The pledge will be available to sign in Parrish on Thursday, September 20th from 11:30-1 and from 5-7, on Friday the 21st in Parrish from 11:30 to 2. Next week it will be available from 7-9 on Monday in Upper Tarble and from 11:30-4:30 on Tuesday in Parrish. The pledge will be displayed in Shane Lounge from Tuesday the 25th to Sunday the 30th.
The committee is also organizing a ring discussion for the night of Wednesday the 26th. Belanger explained that this year “we’ll split into gendered groups at the beginning and then come together at the end.” During last year’s discussion, she says, “it became apparent… that there were two different conversations going on in the room. For whatever reason, women have generally thought more about these issues, so they can be very different conversations.”
The committee still wants the genders to learn from each other, and Belanger hopes that “when we reconvene in the big group we’ll have a more productive conversation than we did last year.”

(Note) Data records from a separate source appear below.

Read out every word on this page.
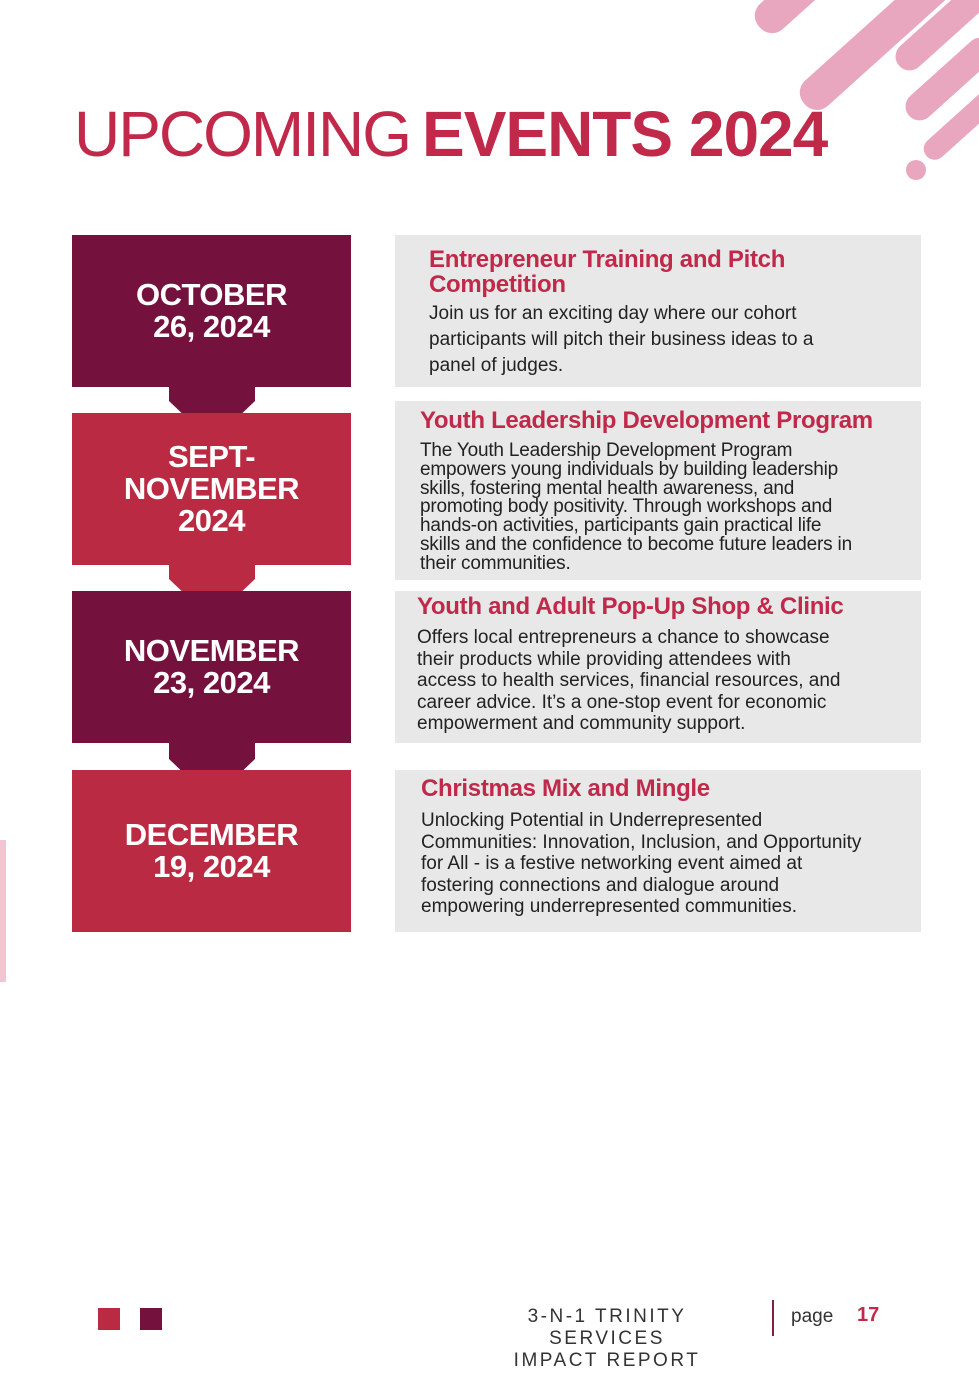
UPCOMING EVENTS 2024
OCTOBER
26, 2024
SEPT-
NOVEMBER
2024
NOVEMBER
23, 2024
DECEMBER
19, 2024
Entrepreneur Training and Pitch
Competition

Join us for an exciting day where our cohort
participants will pitch their business ideas to a
panel of judges.

Youth Leadership Development Program

The Youth Leadership Development Program
empowers young individuals by building leadership
skills, fostering mental health awareness, and
promoting body positivity. Through workshops and
hands-on activities, participants gain practical life
skills and the confidence to become future leaders in
their communities.

Youth and Adult Pop-Up Shop & Clinic

Offers local entrepreneurs a chance to showcase
their products while providing attendees with
access to health services, financial resources, and
career advice. It’s a one-stop event for economic
empowerment and community support.

Christmas Mix and Mingle

Unlocking Potential in Underrepresented
Communities: Innovation, Inclusion, and Opportunity
for All - is a festive networking event aimed at
fostering connections and dialogue around
empowering underrepresented communities.

3-N-1 TRINITY SERVICES
IMPACT REPORT
page 17
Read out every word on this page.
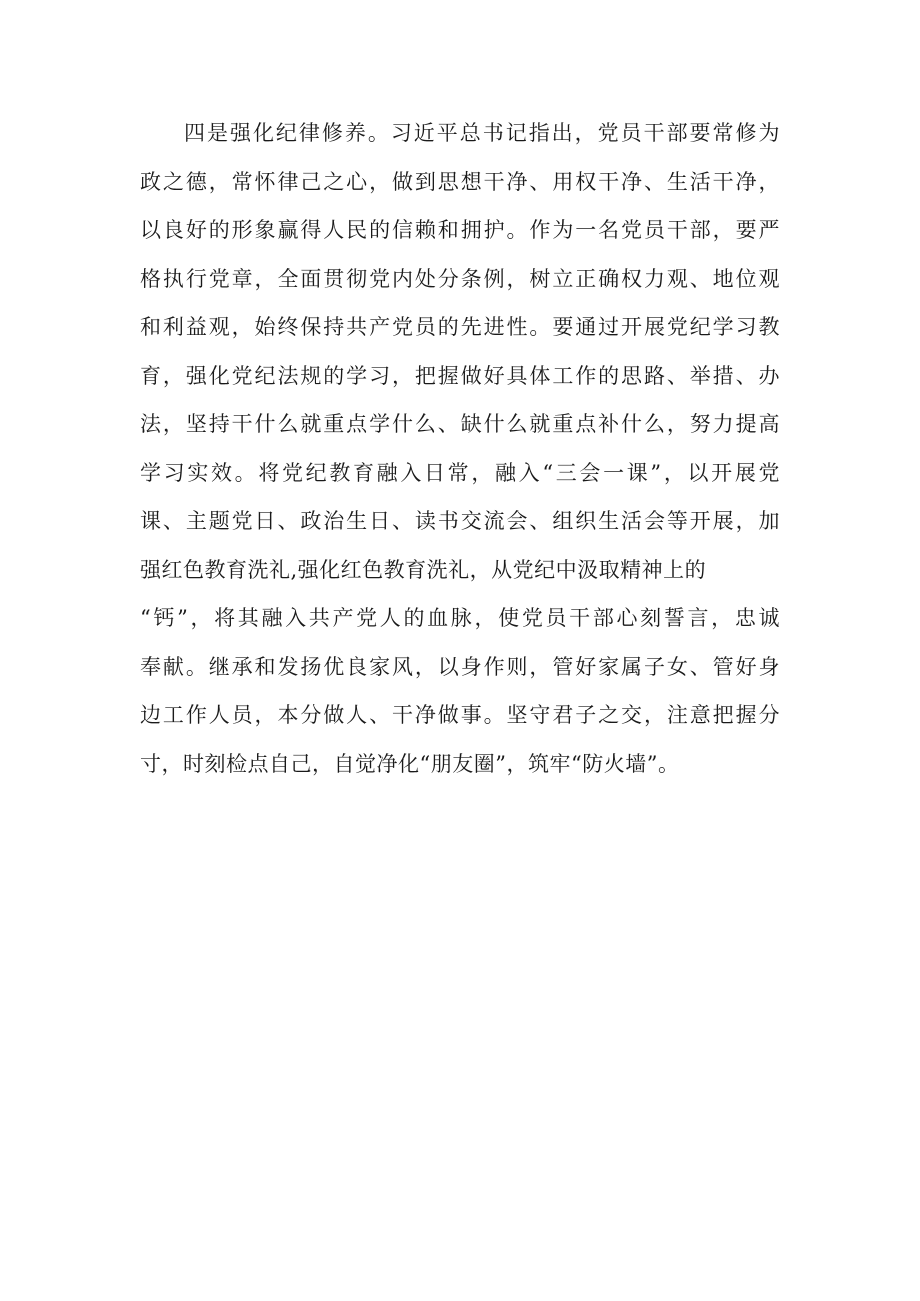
四是强化纪律修养。习近平总书记指出，党员干部要常修为
政之德，常怀律己之心，做到思想干净、用权干净、生活干净，
以良好的形象赢得人民的信赖和拥护。作为一名党员干部，要严
格执行党章，全面贯彻党内处分条例，树立正确权力观、地位观
和利益观，始终保持共产党员的先进性。要通过开展党纪学习教
育，强化党纪法规的学习，把握做好具体工作的思路、举措、办
法，坚持干什么就重点学什么、缺什么就重点补什么，努力提高
学习实效。将党纪教育融入日常，融入“三会一课”，以开展党
课、主题党日、政治生日、读书交流会、组织生活会等开展，加
强红色教育洗礼,强化红色教育洗礼，从党纪中汲取精神上的
“钙”，将其融入共产党人的血脉，使党员干部心刻誓言，忠诚
奉献。继承和发扬优良家风，以身作则，管好家属子女、管好身
边工作人员，本分做人、干净做事。坚守君子之交，注意把握分
寸，时刻检点自己，自觉净化“朋友圈”，筑牢“防火墙”。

The project has its first public event on Monday night at 7:30 PM, an open mike which Belanger describes as “an intense, difficult but powerful night… I think it’s a really good thing for people to go to because it gives you a sense of the range and impact of sexual violence.” She also stressed, “I encourage people to go with friends and support each other, because it can be a difficult time.”
Also available for support will be the SMART Team, holding office hours on weekdays Friday the 21st through Thursday the 27th from 1-3 PM.